Amazon-Kunden in Amerika können bei dem Online-Händler offenbar bald ein eigenes Bankkonto eröffnen. Medienberichten zufolge sind die Pläne bereits weit gediehen. 

Derzeit spreche das Handelshaus mit der Bank of America und JPMorgan über eine Partnerschaft, berichtet die "Financial Times". Zuvor hatten bereits das "Wall Street Journal" und die Nachrichtenagentur Bloomberg darüber berichtet. Amazon schwebe eine Art Girokonto vor, hieß es. Damit ziele der Konzern vor allem auf jüngere Kunden ab, die kein eigenes Bankkonto haben. Dem Bericht zufolge forderte Amazon Banken im vergangenen Herbst auf, Vorschläge für ein kontoähnliches Produkt zu machen. Darauf antworteten Geldhäuser wie JPMorgan und Capital One Financial verhalten. Derzeit sei es noch zu früh zu sagen, wie es genau aussehen wird, also ob es den Kunden beispielsweise die Möglichkeit gibt, Schecks auszustellen oder Rechnungen direkt zu bezahlen.

 

Von dem Schritt, auch eigene Bankkonten anbieten zu können, erhofft sich der Online-Händler weitere Daten über das Ausgabeverhalten und die Einkommen seiner Kunden. Außerdem dürften damit die Transaktionsgebühren sinken. Die Gespräche befinden sich den Berichten zufolge aber noch in einem frühen Stadium und könnten beispielsweise durch regulatorische Anforderungen verkompliziert werden.

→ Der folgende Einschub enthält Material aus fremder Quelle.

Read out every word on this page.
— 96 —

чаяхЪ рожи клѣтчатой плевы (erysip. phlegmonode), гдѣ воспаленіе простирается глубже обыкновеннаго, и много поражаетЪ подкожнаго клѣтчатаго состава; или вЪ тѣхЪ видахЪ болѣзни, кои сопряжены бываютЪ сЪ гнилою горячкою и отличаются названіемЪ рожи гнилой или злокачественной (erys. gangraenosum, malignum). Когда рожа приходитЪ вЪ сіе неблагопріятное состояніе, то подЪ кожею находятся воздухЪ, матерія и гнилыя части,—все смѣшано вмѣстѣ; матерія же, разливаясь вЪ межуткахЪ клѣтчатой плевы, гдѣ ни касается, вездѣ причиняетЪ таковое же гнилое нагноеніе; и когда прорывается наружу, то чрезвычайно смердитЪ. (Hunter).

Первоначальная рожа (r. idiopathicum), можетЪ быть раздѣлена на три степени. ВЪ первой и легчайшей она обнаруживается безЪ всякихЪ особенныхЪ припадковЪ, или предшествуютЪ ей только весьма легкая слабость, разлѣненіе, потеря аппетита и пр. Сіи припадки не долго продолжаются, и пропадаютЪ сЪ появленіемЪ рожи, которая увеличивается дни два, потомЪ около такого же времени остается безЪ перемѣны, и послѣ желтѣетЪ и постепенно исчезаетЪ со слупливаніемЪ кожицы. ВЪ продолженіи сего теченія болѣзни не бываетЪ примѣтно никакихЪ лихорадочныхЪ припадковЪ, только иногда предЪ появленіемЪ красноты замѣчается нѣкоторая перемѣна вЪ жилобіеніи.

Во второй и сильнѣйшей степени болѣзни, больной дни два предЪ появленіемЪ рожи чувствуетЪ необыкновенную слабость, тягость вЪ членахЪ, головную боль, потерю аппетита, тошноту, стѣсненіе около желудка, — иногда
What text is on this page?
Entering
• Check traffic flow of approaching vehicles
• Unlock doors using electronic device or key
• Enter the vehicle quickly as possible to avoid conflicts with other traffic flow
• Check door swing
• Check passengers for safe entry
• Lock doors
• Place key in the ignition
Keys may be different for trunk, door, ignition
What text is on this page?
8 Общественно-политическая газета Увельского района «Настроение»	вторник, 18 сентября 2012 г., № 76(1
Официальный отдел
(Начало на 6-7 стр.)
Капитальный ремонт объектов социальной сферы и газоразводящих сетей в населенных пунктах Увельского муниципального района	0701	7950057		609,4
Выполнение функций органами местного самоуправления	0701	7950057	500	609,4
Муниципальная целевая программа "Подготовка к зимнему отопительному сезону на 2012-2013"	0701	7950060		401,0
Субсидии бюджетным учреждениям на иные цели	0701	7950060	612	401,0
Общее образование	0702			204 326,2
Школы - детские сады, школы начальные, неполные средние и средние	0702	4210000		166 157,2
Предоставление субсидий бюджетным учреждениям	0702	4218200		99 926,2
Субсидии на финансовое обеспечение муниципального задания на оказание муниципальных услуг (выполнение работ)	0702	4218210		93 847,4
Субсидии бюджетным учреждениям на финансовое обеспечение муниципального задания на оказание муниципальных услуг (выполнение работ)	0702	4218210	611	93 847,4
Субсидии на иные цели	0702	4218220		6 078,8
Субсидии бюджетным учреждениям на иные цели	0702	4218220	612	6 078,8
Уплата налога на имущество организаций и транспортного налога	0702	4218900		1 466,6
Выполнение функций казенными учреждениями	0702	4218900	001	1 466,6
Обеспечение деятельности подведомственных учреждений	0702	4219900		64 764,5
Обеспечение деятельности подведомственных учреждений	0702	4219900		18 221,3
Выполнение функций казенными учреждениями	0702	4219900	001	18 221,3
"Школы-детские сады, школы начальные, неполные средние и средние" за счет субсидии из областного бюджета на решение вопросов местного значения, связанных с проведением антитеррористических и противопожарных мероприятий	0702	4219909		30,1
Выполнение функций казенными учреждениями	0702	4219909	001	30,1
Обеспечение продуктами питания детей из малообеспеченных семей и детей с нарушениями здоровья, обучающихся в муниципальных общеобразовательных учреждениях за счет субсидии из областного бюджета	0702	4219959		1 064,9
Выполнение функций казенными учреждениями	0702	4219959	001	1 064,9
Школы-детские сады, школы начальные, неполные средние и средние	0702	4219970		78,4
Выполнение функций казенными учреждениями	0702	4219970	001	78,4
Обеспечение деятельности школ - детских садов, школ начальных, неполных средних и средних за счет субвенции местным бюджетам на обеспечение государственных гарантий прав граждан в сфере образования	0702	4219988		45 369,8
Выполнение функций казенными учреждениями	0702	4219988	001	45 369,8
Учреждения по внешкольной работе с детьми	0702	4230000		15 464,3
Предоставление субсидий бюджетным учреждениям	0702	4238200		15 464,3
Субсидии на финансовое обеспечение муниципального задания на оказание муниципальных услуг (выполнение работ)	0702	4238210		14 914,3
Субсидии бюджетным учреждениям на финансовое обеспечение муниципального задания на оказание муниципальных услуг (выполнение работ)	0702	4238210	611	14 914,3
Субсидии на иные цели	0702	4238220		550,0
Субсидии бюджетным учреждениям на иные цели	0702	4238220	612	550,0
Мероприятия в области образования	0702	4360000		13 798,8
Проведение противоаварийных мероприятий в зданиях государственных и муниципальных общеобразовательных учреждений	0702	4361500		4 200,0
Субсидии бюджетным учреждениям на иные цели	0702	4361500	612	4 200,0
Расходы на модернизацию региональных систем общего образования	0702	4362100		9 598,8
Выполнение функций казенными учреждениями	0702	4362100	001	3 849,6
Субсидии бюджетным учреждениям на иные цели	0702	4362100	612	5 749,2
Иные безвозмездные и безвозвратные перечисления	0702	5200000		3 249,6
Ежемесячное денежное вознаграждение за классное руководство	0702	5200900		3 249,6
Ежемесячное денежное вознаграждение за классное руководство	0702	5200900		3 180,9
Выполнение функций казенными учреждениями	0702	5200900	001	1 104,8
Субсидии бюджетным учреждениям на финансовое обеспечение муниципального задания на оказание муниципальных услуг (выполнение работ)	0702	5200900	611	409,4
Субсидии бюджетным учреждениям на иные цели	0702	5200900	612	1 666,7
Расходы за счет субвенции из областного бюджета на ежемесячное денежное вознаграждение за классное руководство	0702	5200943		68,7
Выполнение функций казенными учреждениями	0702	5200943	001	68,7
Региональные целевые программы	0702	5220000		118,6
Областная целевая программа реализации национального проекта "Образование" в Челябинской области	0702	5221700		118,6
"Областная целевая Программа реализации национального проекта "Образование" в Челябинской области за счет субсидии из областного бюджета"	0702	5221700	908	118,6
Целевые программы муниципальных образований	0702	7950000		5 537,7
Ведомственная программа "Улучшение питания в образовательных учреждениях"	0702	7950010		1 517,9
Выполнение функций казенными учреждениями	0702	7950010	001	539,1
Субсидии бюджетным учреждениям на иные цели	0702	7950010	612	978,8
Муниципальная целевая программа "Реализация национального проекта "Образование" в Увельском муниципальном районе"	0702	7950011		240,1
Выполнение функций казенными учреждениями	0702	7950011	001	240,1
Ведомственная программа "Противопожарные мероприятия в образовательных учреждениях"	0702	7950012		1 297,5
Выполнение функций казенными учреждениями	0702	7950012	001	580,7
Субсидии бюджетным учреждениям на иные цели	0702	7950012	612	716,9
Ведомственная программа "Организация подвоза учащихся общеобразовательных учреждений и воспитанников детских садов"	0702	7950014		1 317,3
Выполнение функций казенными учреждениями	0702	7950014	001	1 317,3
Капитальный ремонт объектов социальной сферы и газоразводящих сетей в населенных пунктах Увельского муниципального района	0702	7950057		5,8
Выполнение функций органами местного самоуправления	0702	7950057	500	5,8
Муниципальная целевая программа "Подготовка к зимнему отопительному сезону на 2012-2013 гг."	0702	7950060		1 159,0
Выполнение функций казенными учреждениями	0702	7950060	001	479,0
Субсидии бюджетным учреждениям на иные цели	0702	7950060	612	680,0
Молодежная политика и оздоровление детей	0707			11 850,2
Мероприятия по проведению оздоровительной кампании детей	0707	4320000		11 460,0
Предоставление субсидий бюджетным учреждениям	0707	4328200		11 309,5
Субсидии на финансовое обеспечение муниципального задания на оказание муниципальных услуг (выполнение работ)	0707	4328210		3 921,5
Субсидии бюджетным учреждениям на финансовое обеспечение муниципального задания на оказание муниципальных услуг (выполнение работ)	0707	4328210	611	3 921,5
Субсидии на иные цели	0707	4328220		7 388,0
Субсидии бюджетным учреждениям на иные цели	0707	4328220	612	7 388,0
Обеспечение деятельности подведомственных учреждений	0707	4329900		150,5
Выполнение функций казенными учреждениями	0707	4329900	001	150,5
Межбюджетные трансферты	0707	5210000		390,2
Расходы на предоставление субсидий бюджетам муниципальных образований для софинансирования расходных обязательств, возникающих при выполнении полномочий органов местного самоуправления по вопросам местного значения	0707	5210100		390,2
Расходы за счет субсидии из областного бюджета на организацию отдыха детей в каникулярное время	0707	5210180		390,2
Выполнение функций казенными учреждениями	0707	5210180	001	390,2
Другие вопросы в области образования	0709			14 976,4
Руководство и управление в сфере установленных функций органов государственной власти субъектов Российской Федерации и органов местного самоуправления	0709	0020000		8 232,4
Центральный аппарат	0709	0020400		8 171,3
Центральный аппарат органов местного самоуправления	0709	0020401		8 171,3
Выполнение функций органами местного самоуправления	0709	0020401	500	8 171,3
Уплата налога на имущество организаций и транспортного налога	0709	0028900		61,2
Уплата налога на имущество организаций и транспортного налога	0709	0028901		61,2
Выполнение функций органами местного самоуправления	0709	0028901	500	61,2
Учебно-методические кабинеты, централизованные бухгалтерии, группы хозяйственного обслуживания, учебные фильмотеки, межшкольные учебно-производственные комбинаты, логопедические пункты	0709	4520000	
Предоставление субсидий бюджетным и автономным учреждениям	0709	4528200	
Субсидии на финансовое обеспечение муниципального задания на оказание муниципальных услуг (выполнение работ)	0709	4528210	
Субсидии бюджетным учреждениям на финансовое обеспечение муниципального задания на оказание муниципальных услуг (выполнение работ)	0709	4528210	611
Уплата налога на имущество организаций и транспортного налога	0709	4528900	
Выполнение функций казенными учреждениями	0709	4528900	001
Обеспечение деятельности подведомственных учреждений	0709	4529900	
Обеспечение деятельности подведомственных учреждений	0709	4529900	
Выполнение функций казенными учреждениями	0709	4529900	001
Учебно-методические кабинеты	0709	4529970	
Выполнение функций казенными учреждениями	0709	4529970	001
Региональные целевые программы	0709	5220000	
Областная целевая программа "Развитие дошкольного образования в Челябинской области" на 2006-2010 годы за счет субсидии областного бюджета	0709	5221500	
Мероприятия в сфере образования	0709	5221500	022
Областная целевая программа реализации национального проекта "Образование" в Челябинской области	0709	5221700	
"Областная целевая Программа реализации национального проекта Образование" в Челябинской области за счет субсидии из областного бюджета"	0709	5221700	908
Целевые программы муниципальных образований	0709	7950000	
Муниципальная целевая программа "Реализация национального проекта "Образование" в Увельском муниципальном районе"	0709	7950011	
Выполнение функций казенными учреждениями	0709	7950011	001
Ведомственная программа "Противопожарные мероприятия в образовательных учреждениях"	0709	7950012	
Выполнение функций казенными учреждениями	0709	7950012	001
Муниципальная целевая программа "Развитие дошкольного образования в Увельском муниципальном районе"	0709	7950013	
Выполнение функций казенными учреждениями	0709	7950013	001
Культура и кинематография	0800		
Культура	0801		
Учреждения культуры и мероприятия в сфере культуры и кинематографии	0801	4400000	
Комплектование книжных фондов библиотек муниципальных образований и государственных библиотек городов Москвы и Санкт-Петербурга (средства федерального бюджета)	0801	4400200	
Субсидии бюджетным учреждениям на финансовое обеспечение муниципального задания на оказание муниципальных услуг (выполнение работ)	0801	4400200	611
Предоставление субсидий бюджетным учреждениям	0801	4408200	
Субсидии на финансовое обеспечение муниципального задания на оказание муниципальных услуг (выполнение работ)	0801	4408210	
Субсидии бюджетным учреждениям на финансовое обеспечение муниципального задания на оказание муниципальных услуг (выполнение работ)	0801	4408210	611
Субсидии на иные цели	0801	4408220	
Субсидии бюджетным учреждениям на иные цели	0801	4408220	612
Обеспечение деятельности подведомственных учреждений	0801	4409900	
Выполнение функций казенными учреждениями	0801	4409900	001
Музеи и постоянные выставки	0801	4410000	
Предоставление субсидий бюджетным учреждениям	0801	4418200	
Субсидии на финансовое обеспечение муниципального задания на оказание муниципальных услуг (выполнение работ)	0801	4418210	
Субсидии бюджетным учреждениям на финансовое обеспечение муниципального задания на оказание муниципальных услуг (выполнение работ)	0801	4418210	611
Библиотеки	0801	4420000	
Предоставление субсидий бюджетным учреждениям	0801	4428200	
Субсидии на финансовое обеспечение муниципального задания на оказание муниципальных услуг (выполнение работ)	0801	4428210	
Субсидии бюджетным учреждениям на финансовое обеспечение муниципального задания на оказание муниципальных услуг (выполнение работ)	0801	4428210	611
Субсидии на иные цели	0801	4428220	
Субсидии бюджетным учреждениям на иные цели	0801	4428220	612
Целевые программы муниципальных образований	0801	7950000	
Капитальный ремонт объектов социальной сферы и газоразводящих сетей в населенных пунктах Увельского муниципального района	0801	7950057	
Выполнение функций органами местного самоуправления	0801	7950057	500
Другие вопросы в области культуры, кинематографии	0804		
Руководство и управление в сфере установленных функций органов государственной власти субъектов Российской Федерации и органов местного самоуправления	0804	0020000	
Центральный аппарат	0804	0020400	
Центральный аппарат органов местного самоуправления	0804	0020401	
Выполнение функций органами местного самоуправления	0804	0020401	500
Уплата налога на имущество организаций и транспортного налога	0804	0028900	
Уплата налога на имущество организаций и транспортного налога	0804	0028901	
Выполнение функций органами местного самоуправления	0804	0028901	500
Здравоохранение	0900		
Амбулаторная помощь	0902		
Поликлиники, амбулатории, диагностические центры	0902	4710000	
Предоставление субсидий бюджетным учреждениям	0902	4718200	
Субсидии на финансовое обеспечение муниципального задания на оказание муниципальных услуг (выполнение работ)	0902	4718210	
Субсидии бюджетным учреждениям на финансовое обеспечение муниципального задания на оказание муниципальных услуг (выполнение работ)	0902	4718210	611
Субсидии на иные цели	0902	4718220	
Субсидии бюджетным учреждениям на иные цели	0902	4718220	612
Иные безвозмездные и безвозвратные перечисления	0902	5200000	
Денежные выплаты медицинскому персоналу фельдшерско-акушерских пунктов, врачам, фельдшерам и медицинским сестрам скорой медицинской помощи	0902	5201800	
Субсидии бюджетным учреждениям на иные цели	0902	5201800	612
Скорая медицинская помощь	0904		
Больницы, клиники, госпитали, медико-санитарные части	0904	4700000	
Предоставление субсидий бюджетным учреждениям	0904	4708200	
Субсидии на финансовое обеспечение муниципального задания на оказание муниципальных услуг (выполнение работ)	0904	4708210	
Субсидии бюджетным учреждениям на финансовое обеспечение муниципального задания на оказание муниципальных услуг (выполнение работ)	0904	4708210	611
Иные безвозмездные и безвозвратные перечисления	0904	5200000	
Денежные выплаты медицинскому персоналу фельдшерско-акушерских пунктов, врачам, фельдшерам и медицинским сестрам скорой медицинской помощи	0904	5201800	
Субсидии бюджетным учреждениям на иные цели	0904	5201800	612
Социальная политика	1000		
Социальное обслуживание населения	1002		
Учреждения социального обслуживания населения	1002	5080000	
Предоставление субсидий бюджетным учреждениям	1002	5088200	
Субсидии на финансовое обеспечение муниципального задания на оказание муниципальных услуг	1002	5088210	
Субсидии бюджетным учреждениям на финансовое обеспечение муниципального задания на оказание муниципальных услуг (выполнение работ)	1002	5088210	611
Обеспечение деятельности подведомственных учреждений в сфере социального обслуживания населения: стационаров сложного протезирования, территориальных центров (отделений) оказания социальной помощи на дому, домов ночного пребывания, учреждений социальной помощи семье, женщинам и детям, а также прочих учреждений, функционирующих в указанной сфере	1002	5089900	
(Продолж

Dass sich Technologiefirmen wie Amazon aber auch Facebook, Apple oder Google stärker ins Bankwesen einmischen wird schon seit längerem erwartet. Eine Zusammenarbeit mit einem dieser Giganten bietet aber auch Banken Vorteile, denn diese Konzerne verfügen selbst über viele Millionen Kunden.

Wenn es den Geldinstituten also gelingt, durch eine engere Zusammenarbeit mit Amazon, einen potenziellen Konkurrenten einzubinden und gleichzeitig eine jüngere Zielgruppe zu erreichen, könnte eine solche Allianz für beide Unternehmen von Vorteil sein.